= Amy Schulman =

American businessperson

Amy Weinfeld Schulman is an American healthcare biotech venture capitalist, trained as a lawyer, who serves as a managing partner at Polaris Partners. She focuses on investing in healthcare companies and early-stage biotech start-ups. She also chairs the Board of Directors for Alnylam Pharmaceuticals (NASDAQ: ALNY) and ByHeart, and represents Polaris as a director for Kallyope, Thirty Madison, QurAlis, and Larkspur. She also practiced as a lawyer.

== Early life and education ==
Both her parents practiced law and were the first in their families to attend college. Her mother, Ann, graduated from Law School at the age of 45 and her father after he had served in the US Coast Guards.

She is a Phi Beta Kappa graduate of Wesleyan University, where she received a joint degree in Philosophy and English, and she obtained her J.D. from Yale Law School.

== Career ==
Amy currently serves as a managing partner at Polaris Partners, which focuses on investing in healthcare companies and early-stage biotech start-ups. She also co-founded the Polaris Innovation Fund, which she has managed since its inception in 2017. She serves as chair of the Board of Directors of Alnylam Pharmaceuticals (NASDAQ: ALNY) and as chair of the Board of Directors of ByHeart. She also represents Polaris as a director on various boards, including Thirty Madison, QurAlis, and Larkspur.

Before joining Polaris in 2014, Amy held various roles at Pfizer, beginning with general counsel and moving to the business side as president of Pfizer Nutrition and president of Pfizer Consumer Healthcare. Prior to her tenure at Pfizer, she practiced law as a partner at DLA Piper and began her career in litigation at Cleary Gottlieb Steen & Hamilton in 1991.

== Philanthropy ==
Amy is active in philanthropic circles and also serves on the Boards of Action Against Hunger, Mount Sinai Hospital (where she co-chairs the Innovations Committee), and the California Institute of Technology.
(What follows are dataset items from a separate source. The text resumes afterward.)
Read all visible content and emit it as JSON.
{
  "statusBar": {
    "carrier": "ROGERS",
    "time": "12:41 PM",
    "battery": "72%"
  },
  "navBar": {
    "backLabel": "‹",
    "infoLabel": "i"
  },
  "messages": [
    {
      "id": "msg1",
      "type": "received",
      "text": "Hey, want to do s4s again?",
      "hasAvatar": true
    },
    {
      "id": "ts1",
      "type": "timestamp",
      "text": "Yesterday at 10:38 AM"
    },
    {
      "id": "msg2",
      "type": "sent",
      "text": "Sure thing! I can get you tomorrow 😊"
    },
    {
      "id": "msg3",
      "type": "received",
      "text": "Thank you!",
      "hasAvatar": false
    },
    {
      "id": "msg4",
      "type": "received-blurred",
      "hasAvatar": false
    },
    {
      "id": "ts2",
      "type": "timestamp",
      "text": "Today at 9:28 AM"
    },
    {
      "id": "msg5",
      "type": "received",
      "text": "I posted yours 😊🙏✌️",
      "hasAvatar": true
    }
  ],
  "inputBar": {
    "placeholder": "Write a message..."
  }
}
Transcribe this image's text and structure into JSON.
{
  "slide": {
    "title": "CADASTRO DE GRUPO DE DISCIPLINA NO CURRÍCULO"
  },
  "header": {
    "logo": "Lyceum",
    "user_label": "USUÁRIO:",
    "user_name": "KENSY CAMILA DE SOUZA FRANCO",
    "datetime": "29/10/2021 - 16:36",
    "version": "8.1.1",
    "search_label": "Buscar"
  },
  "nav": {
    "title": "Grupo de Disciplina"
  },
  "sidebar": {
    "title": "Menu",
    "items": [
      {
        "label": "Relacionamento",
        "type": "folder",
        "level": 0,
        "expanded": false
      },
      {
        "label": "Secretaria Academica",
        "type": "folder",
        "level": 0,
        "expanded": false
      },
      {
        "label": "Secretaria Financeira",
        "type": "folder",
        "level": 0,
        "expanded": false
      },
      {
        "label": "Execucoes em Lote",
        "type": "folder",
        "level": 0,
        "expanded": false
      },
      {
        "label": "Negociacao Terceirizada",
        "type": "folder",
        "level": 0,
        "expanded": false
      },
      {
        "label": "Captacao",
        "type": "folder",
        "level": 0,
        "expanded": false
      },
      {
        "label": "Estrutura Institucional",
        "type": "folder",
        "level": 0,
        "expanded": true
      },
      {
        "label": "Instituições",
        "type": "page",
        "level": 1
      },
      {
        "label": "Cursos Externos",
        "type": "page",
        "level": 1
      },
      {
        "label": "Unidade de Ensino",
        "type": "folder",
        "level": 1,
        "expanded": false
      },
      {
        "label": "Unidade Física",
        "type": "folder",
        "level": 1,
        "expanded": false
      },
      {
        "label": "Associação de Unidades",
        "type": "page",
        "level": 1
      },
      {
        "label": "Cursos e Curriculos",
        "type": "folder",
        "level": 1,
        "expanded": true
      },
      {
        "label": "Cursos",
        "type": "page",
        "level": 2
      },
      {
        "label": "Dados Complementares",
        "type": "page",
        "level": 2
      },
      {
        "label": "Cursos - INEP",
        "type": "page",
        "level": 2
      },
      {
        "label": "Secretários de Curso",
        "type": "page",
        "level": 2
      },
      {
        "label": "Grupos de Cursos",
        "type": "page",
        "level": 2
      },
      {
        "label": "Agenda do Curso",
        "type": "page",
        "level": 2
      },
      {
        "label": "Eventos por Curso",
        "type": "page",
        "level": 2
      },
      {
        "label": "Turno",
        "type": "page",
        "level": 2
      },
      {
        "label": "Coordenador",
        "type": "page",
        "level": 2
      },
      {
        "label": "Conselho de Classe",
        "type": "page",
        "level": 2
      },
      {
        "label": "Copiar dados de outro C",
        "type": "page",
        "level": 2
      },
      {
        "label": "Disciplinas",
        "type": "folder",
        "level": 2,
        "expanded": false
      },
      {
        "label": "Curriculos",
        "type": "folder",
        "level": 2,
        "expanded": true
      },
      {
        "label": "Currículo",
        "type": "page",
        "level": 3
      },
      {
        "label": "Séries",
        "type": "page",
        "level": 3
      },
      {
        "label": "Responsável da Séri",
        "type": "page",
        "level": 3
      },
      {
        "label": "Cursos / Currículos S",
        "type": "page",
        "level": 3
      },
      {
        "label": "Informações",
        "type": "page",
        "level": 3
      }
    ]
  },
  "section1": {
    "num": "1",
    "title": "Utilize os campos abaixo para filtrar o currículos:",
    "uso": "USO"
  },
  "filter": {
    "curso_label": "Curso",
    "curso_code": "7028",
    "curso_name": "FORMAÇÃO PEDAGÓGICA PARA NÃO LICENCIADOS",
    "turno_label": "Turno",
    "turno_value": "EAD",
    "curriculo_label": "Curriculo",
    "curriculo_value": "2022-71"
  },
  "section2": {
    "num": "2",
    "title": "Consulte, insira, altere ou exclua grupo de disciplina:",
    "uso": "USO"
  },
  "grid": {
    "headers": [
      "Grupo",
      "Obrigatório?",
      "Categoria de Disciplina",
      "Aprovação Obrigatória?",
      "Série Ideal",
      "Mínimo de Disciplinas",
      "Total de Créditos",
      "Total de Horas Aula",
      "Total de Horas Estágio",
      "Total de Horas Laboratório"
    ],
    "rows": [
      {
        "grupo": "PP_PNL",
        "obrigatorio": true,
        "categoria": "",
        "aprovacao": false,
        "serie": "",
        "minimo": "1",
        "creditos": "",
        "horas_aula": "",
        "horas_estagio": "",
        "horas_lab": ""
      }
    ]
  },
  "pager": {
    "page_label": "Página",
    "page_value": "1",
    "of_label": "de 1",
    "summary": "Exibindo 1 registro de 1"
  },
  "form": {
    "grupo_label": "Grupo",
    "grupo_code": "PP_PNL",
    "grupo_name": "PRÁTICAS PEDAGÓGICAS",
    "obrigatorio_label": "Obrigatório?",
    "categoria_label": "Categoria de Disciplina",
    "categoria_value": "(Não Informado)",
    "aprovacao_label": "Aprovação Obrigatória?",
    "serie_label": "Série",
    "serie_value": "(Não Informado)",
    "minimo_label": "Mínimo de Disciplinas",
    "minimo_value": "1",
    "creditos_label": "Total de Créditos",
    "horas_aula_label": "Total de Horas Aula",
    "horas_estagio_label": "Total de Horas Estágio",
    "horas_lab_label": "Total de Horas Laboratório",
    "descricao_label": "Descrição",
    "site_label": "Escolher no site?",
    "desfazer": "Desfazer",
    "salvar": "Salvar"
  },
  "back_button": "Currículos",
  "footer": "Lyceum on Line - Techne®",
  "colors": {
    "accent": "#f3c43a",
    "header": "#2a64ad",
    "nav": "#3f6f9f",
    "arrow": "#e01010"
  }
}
She is a member of Singapore's Health and Biomedical Sciences International Advisory Council and the LifeSci NYC Advisory Council.

== Recognition ==
Amy has received numerous awards, including the Margaret Brent Women Lawyers of Achievement Award, Scientific American's Worldview 100 List, Fierce Biotech's Top 15 Women in Biotech, and Fortune Magazine's 50 Most Powerful Women in Business.

== Personal life ==
Amy is married to David Nachman, and together, they have three children: Ezra, Gideon, and Rafael. Amy and David reside in Brooklyn, New York.